November 4
The Still Point
Sun Position
The Sun is in Scorpius at roughly -16° declination. Northern Hemisphere evenings arrive earlier each day; Southern Hemisphere skies are brightening toward summer.
Sky Highlight
The South Taurid shower is still active. This is also a good night to use Polaris as a precise north-finding tool: face the star and you are facing within one degree of true geographic north. Observers in the Southern Hemisphere have no equivalent pole star, the south celestial pole sits in an unremarkable patch of Octans.
Deep Sky Object
NGC 891, edge-on spiral galaxy in Andromeda, about 30 million light-years away. The dust lane bisecting its disk is one of the most striking in any galaxy visible to amateur telescopes, making it a textbook example of what our own Milky Way might look like from the side.

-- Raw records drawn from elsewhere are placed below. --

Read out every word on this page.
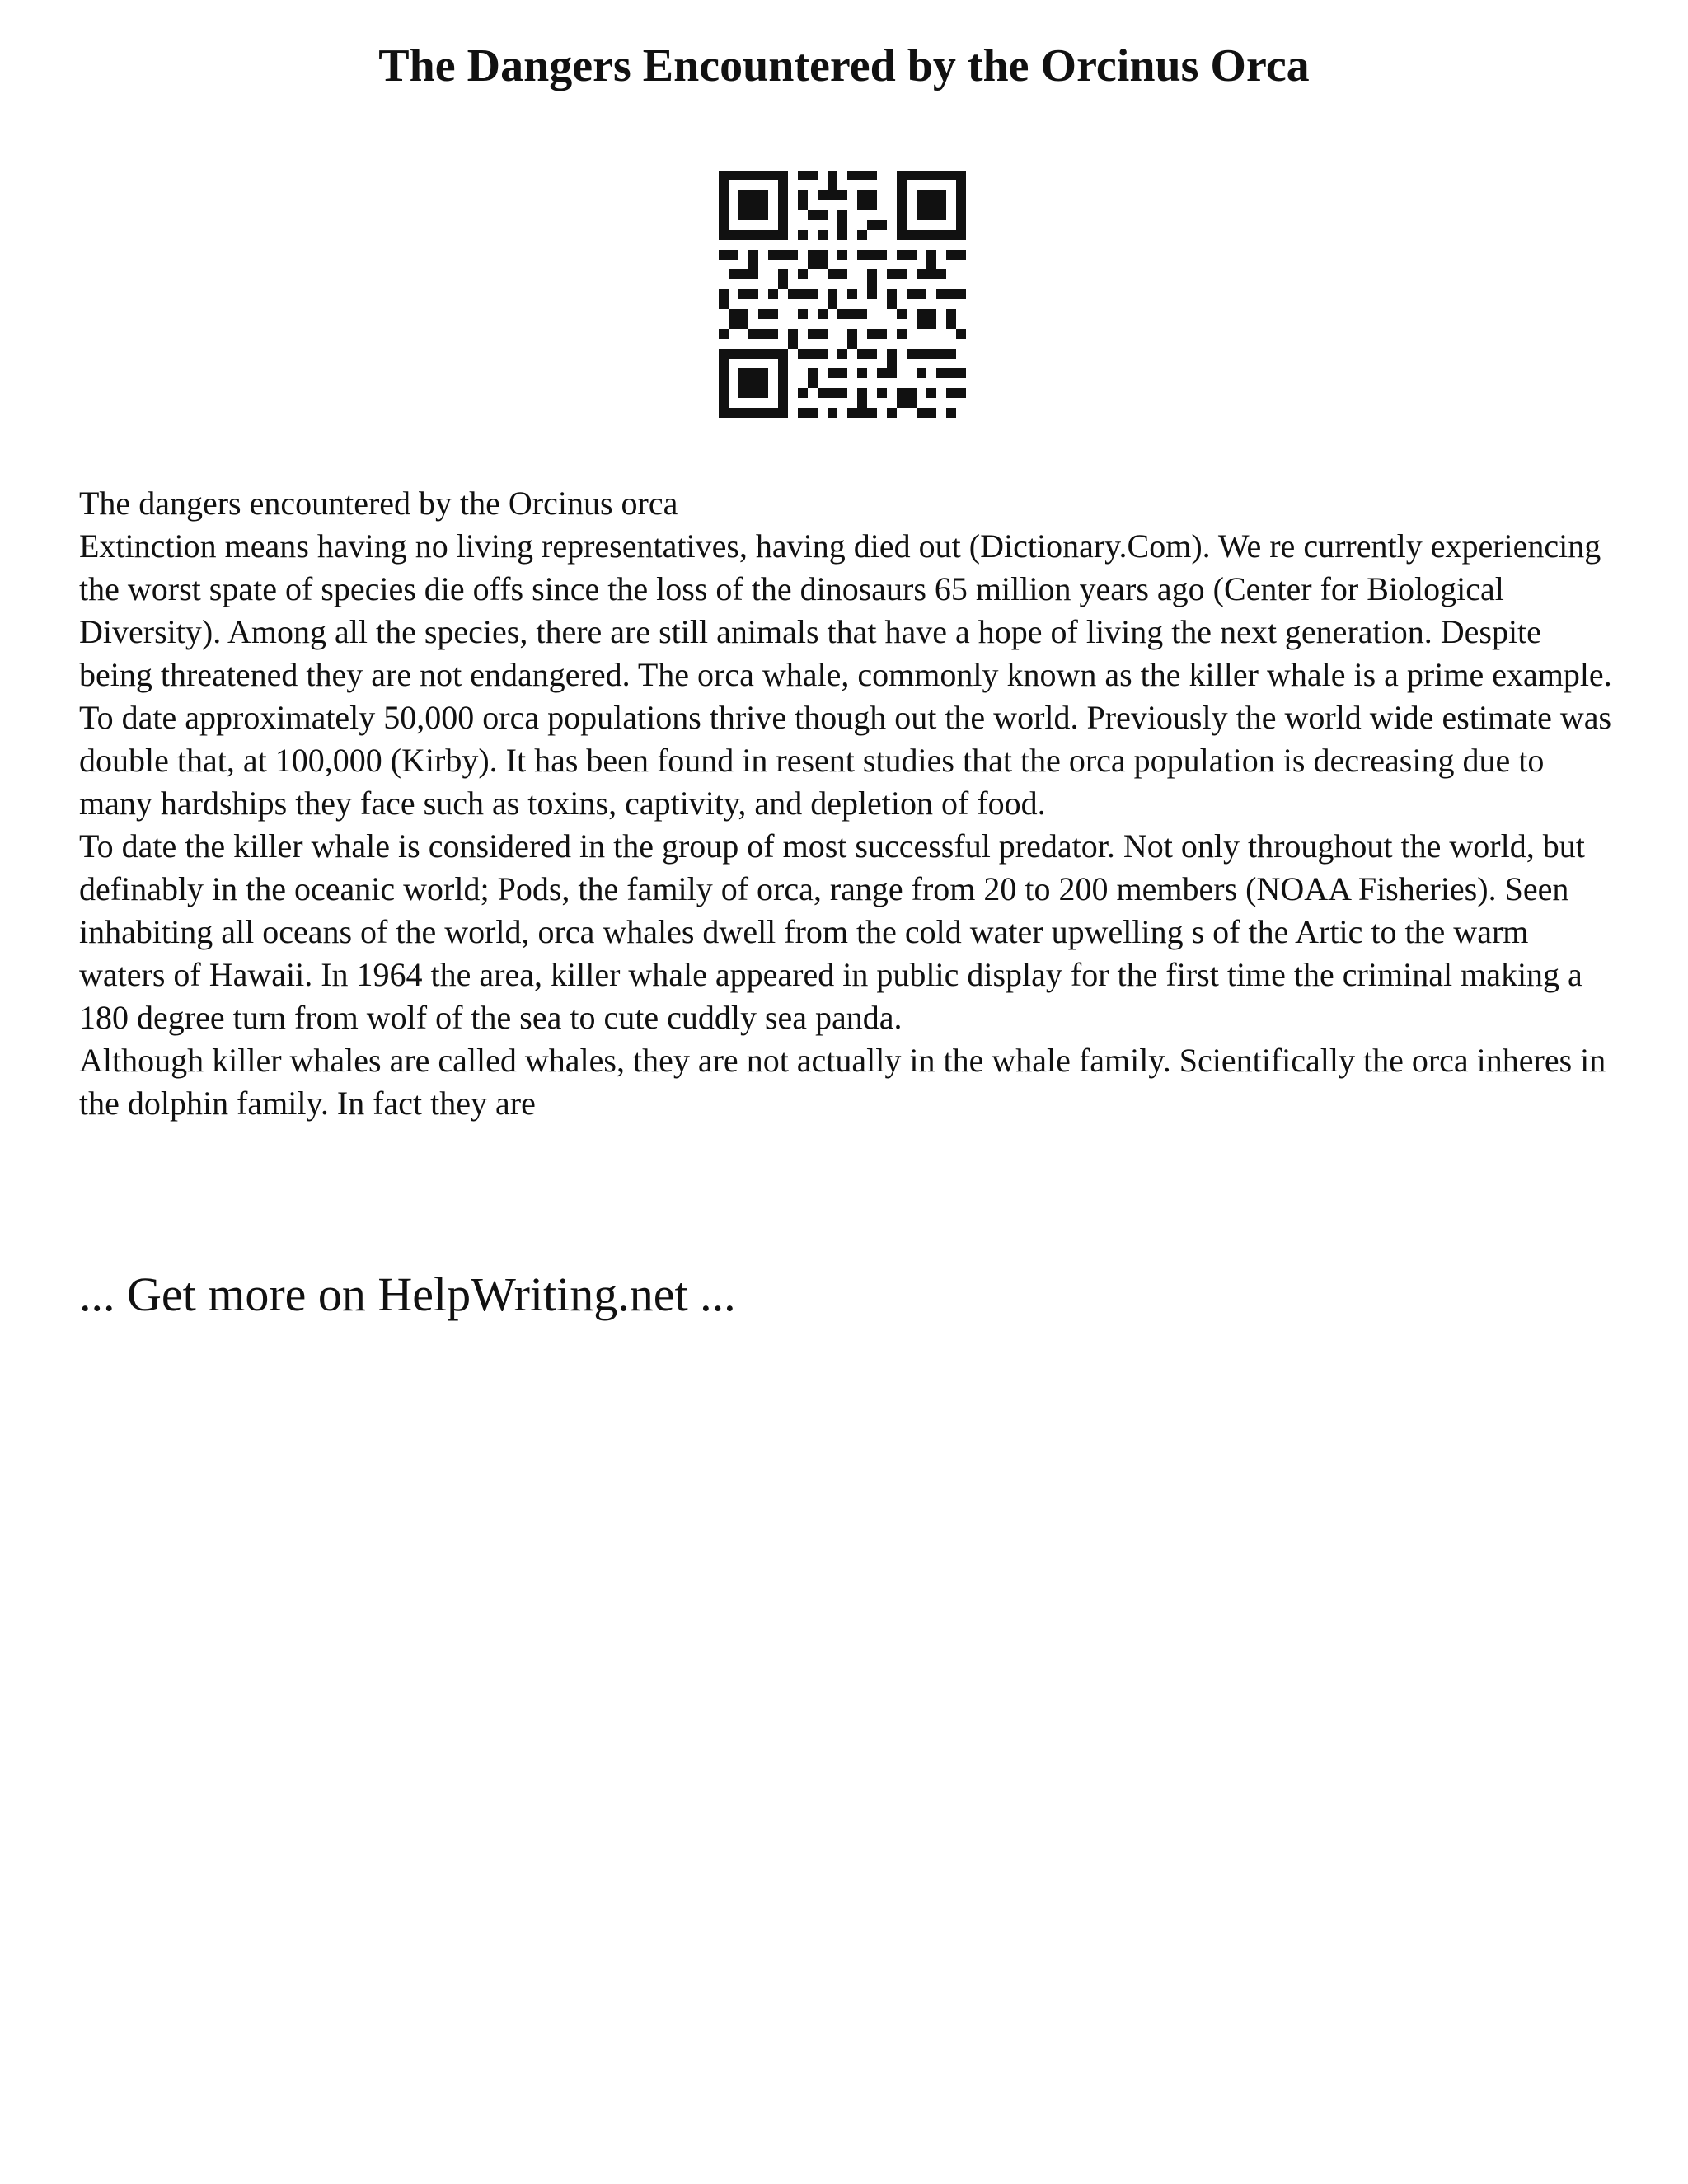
The Dangers Encountered by the Orcinus Orca

The dangers encountered by the Orcinus orca

Extinction means having no living representatives, having died out (Dictionary.Com). We re currently experiencing the worst spate of species die offs since the loss of the dinosaurs 65 million years ago (Center for Biological Diversity). Among all the species, there are still animals that have a hope of living the next generation. Despite being threatened they are not endangered. The orca whale, commonly known as the killer whale is a prime example. To date approximately 50,000 orca populations thrive though out the world. Previously the world wide estimate was double that, at 100,000 (Kirby). It has been found in resent studies that the orca population is decreasing due to many hardships they face such as toxins, captivity, and depletion of food.

To date the killer whale is considered in the group of most successful predator. Not only throughout the world, but definably in the oceanic world; Pods, the family of orca, range from 20 to 200 members (NOAA Fisheries). Seen inhabiting all oceans of the world, orca whales dwell from the cold water upwelling s of the Artic to the warm waters of Hawaii. In 1964 the area, killer whale appeared in public display for the first time the criminal making a 180 degree turn from wolf of the sea to cute cuddly sea panda.

Although killer whales are called whales, they are not actually in the whale family. Scientifically the orca inheres in the dolphin family. In fact they are

... Get more on HelpWriting.net ...
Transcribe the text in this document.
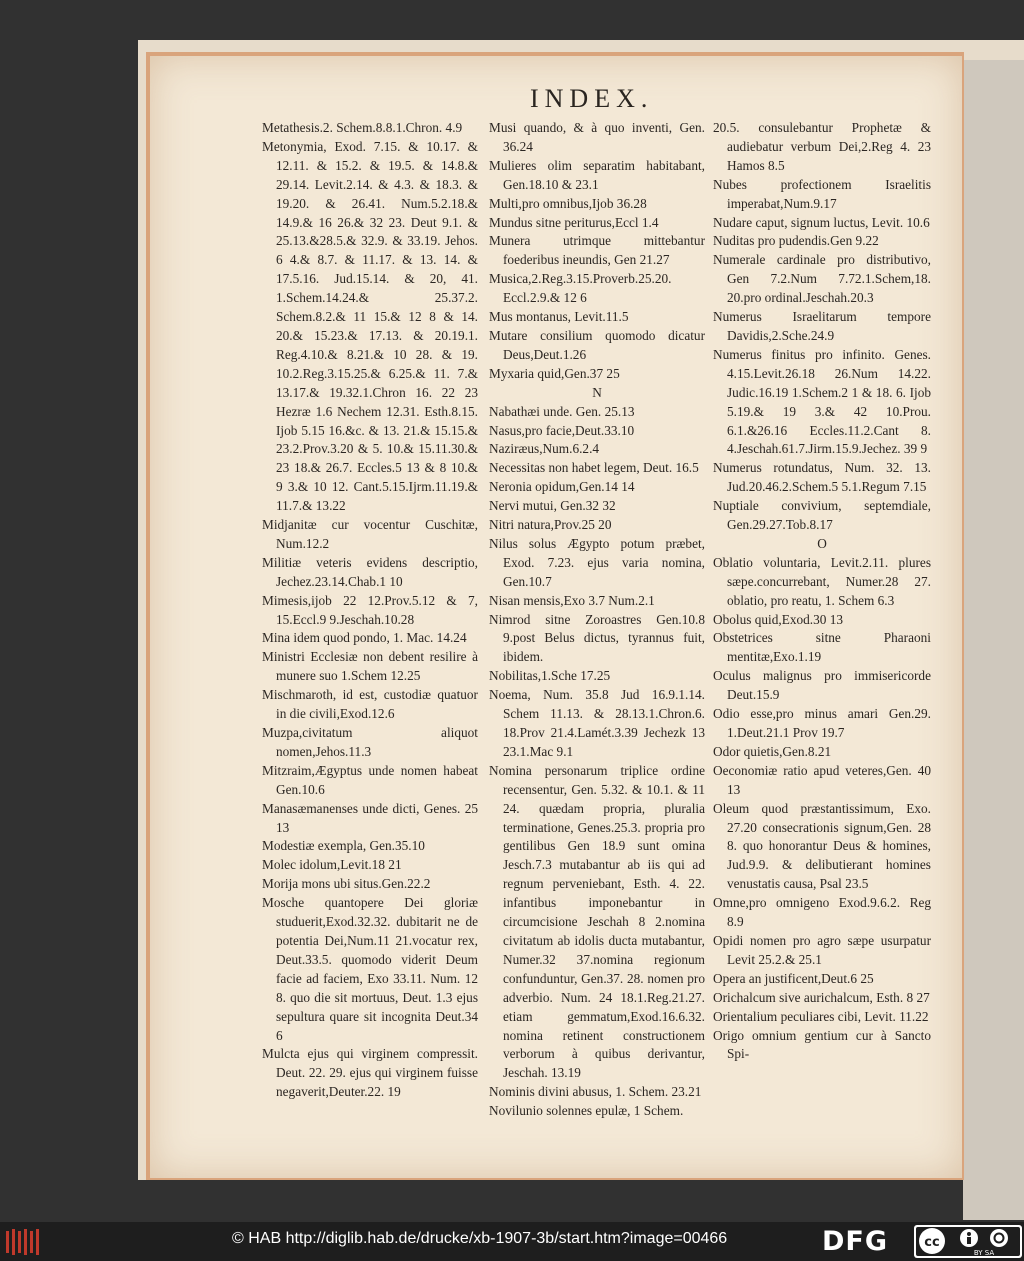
INDEX.
Metathesis.2. Schem.8.8.1.Chron. 4.9
Metonymia, Exod. 7.15. & 10.17. & 12.11. & 15.2. & 19.5. & 14.8.& 29.14. Levit.2.14. & 4.3. & 18.3. & 19.20. & 26.41. Num.5.2.18.& 14.9.& 16 26.& 32 23. Deut 9.1. & 25.13.&28.5.& 32.9. & 33.19. Jehos. 6 4.& 8.7. & 11.17. & 13. 14. & 17.5.16. Jud.15.14. & 20, 41. 1.Schem.14.24.& 25.37.2. Schem.8.2.& 11 15.& 12 8 & 14. 20.& 15.23.& 17.13. & 20.19.1. Reg.4.10.& 8.21.& 10 28. & 19. 10.2.Reg.3.15.25.& 6.25.& 11. 7.& 13.17.& 19.32.1.Chron 16. 22 23 Hezræ 1.6 Nechem 12.31. Esth.8.15. Ijob 5.15 16.&c. & 13. 21.& 15.15.& 23.2.Prov.3.20 & 5. 10.& 15.11.30.& 23 18.& 26.7. Eccles.5 13 & 8 10.& 9 3.& 10 12. Cant.5.15.Ijrm.11.19.& 11.7.& 13.22
Midjanitæ cur vocentur Cuschitæ, Num.12.2
Militiæ veteris evidens descriptio, Jechez.23.14.Chab.1 10
Mimesis,ijob 22 12.Prov.5.12 & 7, 15.Eccl.9 9.Jeschah.10.28
Mina idem quod pondo, 1. Mac. 14.24
Ministri Ecclesiæ non debent resilire à munere suo 1.Schem 12.25
Mischmaroth, id est, custodiæ quatuor in die civili,Exod.12.6
Muzpa,civitatum aliquot nomen,Jehos.11.3
Mitzraim,Ægyptus unde nomen habeat Gen.10.6
Manasæmanenses unde dicti, Genes. 25 13
Modestiæ exempla, Gen.35.10
Molec idolum,Levit.18 21
Morija mons ubi situs.Gen.22.2
Mosche quantopere Dei gloriæ studuerit,Exod.32.32. dubitarit ne de potentia Dei,Num.11 21.vocatur rex, Deut.33.5. quomodo viderit Deum facie ad faciem, Exo 33.11. Num. 12 8. quo die sit mortuus, Deut. 1.3 ejus sepultura quare sit incognita Deut.34 6
Mulcta ejus qui virginem compressit. Deut. 22. 29. ejus qui virginem fuisse negaverit,Deuter.22. 19
Musi quando, & à quo inventi, Gen. 36.24
Mulieres olim separatim habitabant, Gen.18.10 & 23.1
Multi,pro omnibus,Ijob 36.28
Mundus sitne periturus,Eccl 1.4
Munera utrimque mittebantur foederibus ineundis, Gen 21.27
Musica,2.Reg.3.15.Proverb.25.20. Eccl.2.9.& 12 6
Mus montanus, Levit.11.5
Mutare consilium quomodo dicatur Deus,Deut.1.26
Myxaria quid,Gen.37 25
N
Nabathæi unde. Gen. 25.13
Nasus,pro facie,Deut.33.10
Naziræus,Num.6.2.4
Necessitas non habet legem, Deut. 16.5
Neronia opidum,Gen.14 14
Nervi mutui, Gen.32 32
Nitri natura,Prov.25 20
Nilus solus Ægypto potum præbet, Exod. 7.23. ejus varia nomina, Gen.10.7
Nisan mensis,Exo 3.7 Num.2.1
Nimrod sitne Zoroastres Gen.10.8 9.post Belus dictus, tyrannus fuit, ibidem.
Nobilitas,1.Sche 17.25
Noema, Num. 35.8 Jud 16.9.1.14. Schem 11.13. & 28.13.1.Chron.6. 18.Prov 21.4.Lamét.3.39 Jechezk 13 23.1.Mac 9.1
Nomina personarum triplice ordine recensentur, Gen. 5.32. & 10.1. & 11 24. quædam propria, pluralia terminatione, Genes.25.3. propria pro gentilibus Gen 18.9 sunt omina Jesch.7.3 mutabantur ab iis qui ad regnum perveniebant, Esth. 4. 22. infantibus imponebantur in circumcisione Jeschah 8 2.nomina civitatum ab idolis ducta mutabantur, Numer.32 37.nomina regionum confunduntur, Gen.37. 28. nomen pro adverbio. Num. 24 18.1.Reg.21.27. etiam gemmatum,Exod.16.6.32. nomina retinent constructionem verborum à quibus derivantur, Jeschah. 13.19
Nominis divini abusus, 1. Schem. 23.21
Novilunio solennes epulæ, 1 Schem.
20.5. consulebantur Prophetæ & audiebatur verbum Dei,2.Reg 4. 23 Hamos 8.5
Nubes profectionem Israelitis imperabat,Num.9.17
Nudare caput, signum luctus, Levit. 10.6
Nuditas pro pudendis.Gen 9.22
Numerale cardinale pro distributivo, Gen 7.2.Num 7.72.1.Schem,18. 20.pro ordinal.Jeschah.20.3
Numerus Israelitarum tempore Davidis,2.Sche.24.9
Numerus finitus pro infinito. Genes. 4.15.Levit.26.18 26.Num 14.22. Judic.16.19 1.Schem.2 1 & 18. 6. Ijob 5.19.& 19 3.& 42 10.Prou. 6.1.&26.16 Eccles.11.2.Cant 8. 4.Jeschah.61.7.Jirm.15.9.Jechez. 39 9
Numerus rotundatus, Num. 32. 13. Jud.20.46.2.Schem.5 5.1.Regum 7.15
Nuptiale convivium, septemdiale, Gen.29.27.Tob.8.17
O
Oblatio voluntaria, Levit.2.11. plures sæpe.concurrebant, Numer.28 27. oblatio, pro reatu, 1. Schem 6.3
Obolus quid,Exod.30 13
Obstetrices sitne Pharaoni mentitæ,Exo.1.19
Oculus malignus pro immisericorde Deut.15.9
Odio esse,pro minus amari Gen.29. 1.Deut.21.1 Prov 19.7
Odor quietis,Gen.8.21
Oeconomiæ ratio apud veteres,Gen. 40 13
Oleum quod præstantissimum, Exo. 27.20 consecrationis signum,Gen. 28 8. quo honorantur Deus & homines, Jud.9.9. & delibutierant homines venustatis causa, Psal 23.5
Omne,pro omnigeno Exod.9.6.2. Reg 8.9
Opidi nomen pro agro sæpe usurpatur Levit 25.2.& 25.1
Opera an justificent,Deut.6 25
Orichalcum sive aurichalcum, Esth. 8 27
Orientalium peculiares cibi, Levit. 11.22
Origo omnium gentium cur à Sancto Spi-
© HAB http://diglib.hab.de/drucke/xb-1907-3b/start.htm?image=00466	DFG	cc
BY SA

Best from northern latitudes; low but possible from the Southern Hemisphere.
Featured Star
Polaris (α Ursae Minoris) is a yellow-white supergiant 433 light-years away, spectral class F7Ib, and also a Cepheid variable, pulsating gently over a four-day cycle. It happens to sit within one degree of the north celestial pole right now, a coincidence of orbital precession that won't last: in roughly 12,000 years Vega will hold that position instead.
Around This Date
- November 4, 1957The U.S. Naval Observatory confirmed Sputnik 2's orbital parameters, tracking Laika's signals as the spacecraft completed its early orbits.
- November 6, 1572Tycho Brahe observed the new star in Cassiopeia now known as Tycho's Supernova, helping overturn the Aristotelian idea that the heavens were unchanging.
Polaris is not fixed. It is just our current close neighbor to the pole, slowly drifting through its small circle like everything else.